箒の材料でも、貴方が持っているものでも、此処にあるものでもかまいません。
星の力に『形』を持たせる際の補助に。小さな変わった小物として。お気軽にご相談下さい。
・店主が趣味で作った道具達もお譲り致します。
如何せん、癖が強い子が多いこととは思いますが気になった子、手に触れてみたい子が居た場合はお気軽にお申し付け下さい。
と記されたボードも置いてある。
現在の商品説明板(コメント8~10が現在のラインナップ。ツイッターで紹介した分の在庫も店の奥に)
https://rakkami.com/topic/read/2655
迷子、ですか?(目をぱちりと瞬かせ)
僕もよくなりますが、大丈夫なのでしょうか……でも、呼ばれたと言うことも……うーん、そうですか。

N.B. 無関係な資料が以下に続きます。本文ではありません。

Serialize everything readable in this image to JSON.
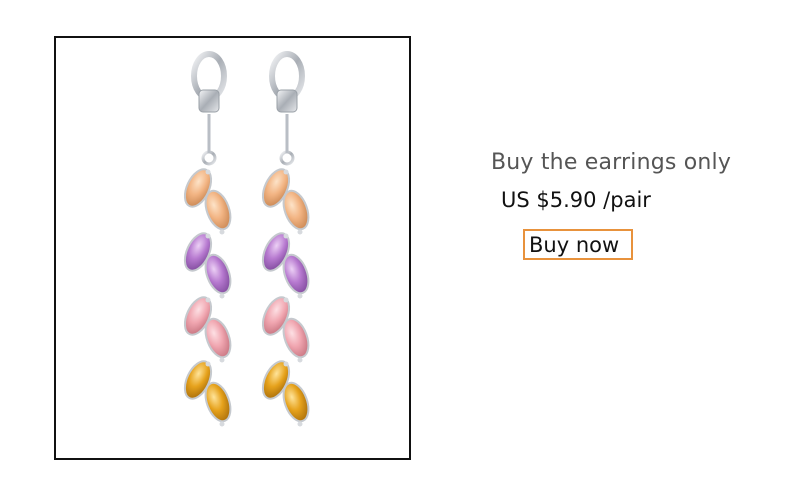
{
  "product": {
    "title": "Buy the earrings only",
    "price": "US $5.90 /pair",
    "buy_label": "Buy now",
    "image": "leaf-drop-earrings-photo"
  },
  "colors": {
    "button_border": "#e8923c",
    "title_text": "#555555",
    "price_text": "#111111",
    "frame_border": "#111111",
    "gem_champagne": "#f2b483",
    "gem_amethyst": "#b77ad0",
    "gem_pink": "#f0a6b0",
    "gem_citrine": "#e6a21c",
    "metal_silver": "#c9cdd2"
  }
}
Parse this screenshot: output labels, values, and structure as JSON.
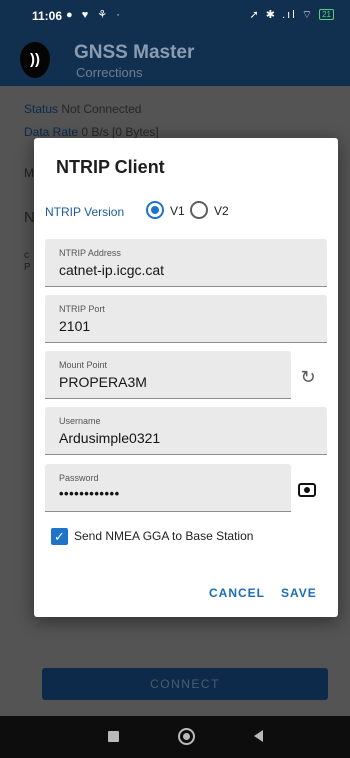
{
  "status_bar": {
    "time": "11:06",
    "left_icons": "● ♥ ⚘ ·",
    "right_icons": "➚ ✱ .ıl ⌔",
    "battery": "21"
  },
  "app": {
    "title": "GNSS Master",
    "subtitle": "Corrections",
    "logo": "))"
  },
  "background": {
    "status_key": "Status",
    "status_value": "Not Connected",
    "data_rate_key": "Data Rate",
    "data_rate_value": "0 B/s [0 Bytes]",
    "partial_m": "M",
    "partial_n": "N",
    "partial_c": "c",
    "partial_p": "P",
    "connect_label": "CONNECT"
  },
  "dialog": {
    "title": "NTRIP Client",
    "version_label": "NTRIP Version",
    "version_options": [
      {
        "label": "V1",
        "selected": true
      },
      {
        "label": "V2",
        "selected": false
      }
    ],
    "fields": {
      "address": {
        "label": "NTRIP Address",
        "value": "catnet-ip.icgc.cat"
      },
      "port": {
        "label": "NTRIP Port",
        "value": "2101"
      },
      "mount_point": {
        "label": "Mount Point",
        "value": "PROPERA3M"
      },
      "username": {
        "label": "Username",
        "value": "Ardusimple0321"
      },
      "password": {
        "label": "Password",
        "value": "••••••••••••"
      }
    },
    "send_gga": {
      "label": "Send NMEA GGA to Base Station",
      "checked": true
    },
    "cancel_label": "CANCEL",
    "save_label": "SAVE"
  },
  "colors": {
    "accent": "#1f73c8",
    "app_bar": "#113050",
    "scrim": "#545454",
    "button_text": "#1c6cb8"
  },
  "icons": {
    "refresh": "refresh-icon",
    "password_visibility": "eye-icon",
    "check": "check-icon"
  }
}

なるほど(一人で小さく納得したように頷き)
『未だ見ぬ君へ』この子は客様のものかもしれません。
(ふわりと机の上にあった箒をテーブルの上から降し、自分の胸あたりの高さに浮かべ)
これは、繊細で想いのこもった髪留めを芯に使った箒です。
芯を包む柄自体は祈りが指向性を持つ前の純度の高い結晶で出来ています。
穂には月光の光で羽根を休める小鳥達から分けて貰った綿羽と陽光の中で華やぐ花祭りの中を舞う風の子達を使っていて、うたた寝をする小鳥たちを優しく目的地へ運ぶように、花嵐の中でも柔らかく浮かぶ事が出来ますよ。
柄の結晶はとある祈りの場の瓦礫が年月を経て指向性が夢に溶け結晶化したもので、生まれる前のような状態になっているのだそうです。
そのため推進力や導く力と言ったものは一切無く、その祈りに指向性のようなものもありません。
在るのはただ、純粋な祈りの場としての想いそのものだけ。
想いを内包し、持ち主に寄り添い浮かぶ、静かで穏やかな凪いだ箒。
その持ち主の絶対的な味方である箒。
―――そう、箒屋さんは言っていました。浮かぶもの、寄り添うもの。
何も特別な事は出来ませんが、ただ在る事を良しとして、善しとされる比翼の箒。
不思議な箒だと言えばそうかもしれません。
優しい子だと僕は思うのですが、どうでしょうか。